ETL (Extract, Transform, Load)
Similar pattern
Power Query's role in combining data sources mirrors ETL processes, showing how data is cleaned and merged before analysis.
Supply Chain Management
Analogy in complexity
Just like supply chains combine parts from many suppliers to build a product, Power BI combines data from many sources to build insights.
Common Pitfalls
#1Trying to create relationships without matching data types.
Wrong approach:In model view, linking a text column to a number column between tables.
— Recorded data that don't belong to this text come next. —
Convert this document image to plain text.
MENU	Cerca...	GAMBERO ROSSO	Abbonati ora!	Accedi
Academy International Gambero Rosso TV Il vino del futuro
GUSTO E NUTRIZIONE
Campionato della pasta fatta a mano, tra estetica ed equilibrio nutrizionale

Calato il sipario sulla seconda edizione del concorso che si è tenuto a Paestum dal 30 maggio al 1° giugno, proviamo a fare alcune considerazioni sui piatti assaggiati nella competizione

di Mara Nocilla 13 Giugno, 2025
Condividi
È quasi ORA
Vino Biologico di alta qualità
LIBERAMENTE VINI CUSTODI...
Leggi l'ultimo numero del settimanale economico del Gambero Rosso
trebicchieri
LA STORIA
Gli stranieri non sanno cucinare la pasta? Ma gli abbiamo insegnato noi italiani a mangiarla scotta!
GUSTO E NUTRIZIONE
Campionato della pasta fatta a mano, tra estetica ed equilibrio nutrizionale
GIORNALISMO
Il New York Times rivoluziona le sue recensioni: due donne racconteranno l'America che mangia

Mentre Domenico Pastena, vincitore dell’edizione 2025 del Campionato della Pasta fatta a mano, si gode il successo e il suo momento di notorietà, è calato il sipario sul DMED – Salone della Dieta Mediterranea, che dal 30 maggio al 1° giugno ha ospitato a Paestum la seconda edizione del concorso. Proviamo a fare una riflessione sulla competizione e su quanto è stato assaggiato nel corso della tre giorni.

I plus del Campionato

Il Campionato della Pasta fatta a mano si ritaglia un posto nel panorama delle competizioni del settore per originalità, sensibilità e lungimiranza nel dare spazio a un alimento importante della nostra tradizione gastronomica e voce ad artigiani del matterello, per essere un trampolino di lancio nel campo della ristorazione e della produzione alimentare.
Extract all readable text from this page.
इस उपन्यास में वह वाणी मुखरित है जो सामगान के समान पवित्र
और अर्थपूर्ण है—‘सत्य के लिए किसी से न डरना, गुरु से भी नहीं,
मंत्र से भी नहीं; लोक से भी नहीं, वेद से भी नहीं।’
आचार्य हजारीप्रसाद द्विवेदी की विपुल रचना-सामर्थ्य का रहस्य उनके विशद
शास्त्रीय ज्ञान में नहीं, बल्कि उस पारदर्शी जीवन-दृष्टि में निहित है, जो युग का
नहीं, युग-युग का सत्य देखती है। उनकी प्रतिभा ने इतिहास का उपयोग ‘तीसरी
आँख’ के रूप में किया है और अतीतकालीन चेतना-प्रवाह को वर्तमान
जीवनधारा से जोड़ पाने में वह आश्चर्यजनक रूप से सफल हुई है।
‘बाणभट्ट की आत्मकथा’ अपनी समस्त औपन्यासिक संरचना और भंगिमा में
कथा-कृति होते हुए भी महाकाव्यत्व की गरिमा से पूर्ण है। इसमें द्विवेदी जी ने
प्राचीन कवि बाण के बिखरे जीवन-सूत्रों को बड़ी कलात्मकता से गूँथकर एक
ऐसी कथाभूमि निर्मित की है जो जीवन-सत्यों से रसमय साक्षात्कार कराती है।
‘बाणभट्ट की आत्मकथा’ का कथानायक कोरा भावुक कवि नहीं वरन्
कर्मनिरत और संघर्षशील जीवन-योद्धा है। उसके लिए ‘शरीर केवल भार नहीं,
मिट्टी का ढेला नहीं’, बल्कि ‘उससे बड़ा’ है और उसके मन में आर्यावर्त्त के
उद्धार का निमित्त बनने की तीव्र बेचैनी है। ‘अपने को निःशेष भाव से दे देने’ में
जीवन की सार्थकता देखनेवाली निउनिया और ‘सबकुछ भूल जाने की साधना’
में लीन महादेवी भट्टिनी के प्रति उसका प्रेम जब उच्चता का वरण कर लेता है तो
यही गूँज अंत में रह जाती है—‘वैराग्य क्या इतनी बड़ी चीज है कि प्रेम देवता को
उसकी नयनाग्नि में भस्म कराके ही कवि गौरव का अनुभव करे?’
Correct approach:Ensure both columns have the same data type before creating the relationship, e.g., both text or both number.
Root cause:Misunderstanding that relationships require compatible data types to work.
#2Loading entire large data sources without filtering.
Wrong approach:Importing full database tables with millions of rows without any filters.
Correct approach:Use Power Query to filter data before loading, limiting rows to only what is needed.
Root cause:Not considering performance impact of large data volumes.
#3Using DirectQuery for all tables without considering performance.
Wrong approach:Setting all tables to DirectQuery mode regardless of size or complexity.
Correct approach:Use import mode for static or large tables and DirectQuery only for live data that changes frequently.
Root cause:Lack of understanding of DirectQuery limitations and performance trade-offs.
Key Takeaways
Power BI lets you combine data from many different sources into one report to get a complete view.
You create relationships between tables from different sources to connect data logically.
Power Query inside Power BI can transform and merge data after loading, saving time and effort.
Performance can suffer if you add too many large sources or use DirectQuery without care.
Composite models allow mixing live and imported data but require advanced design skills.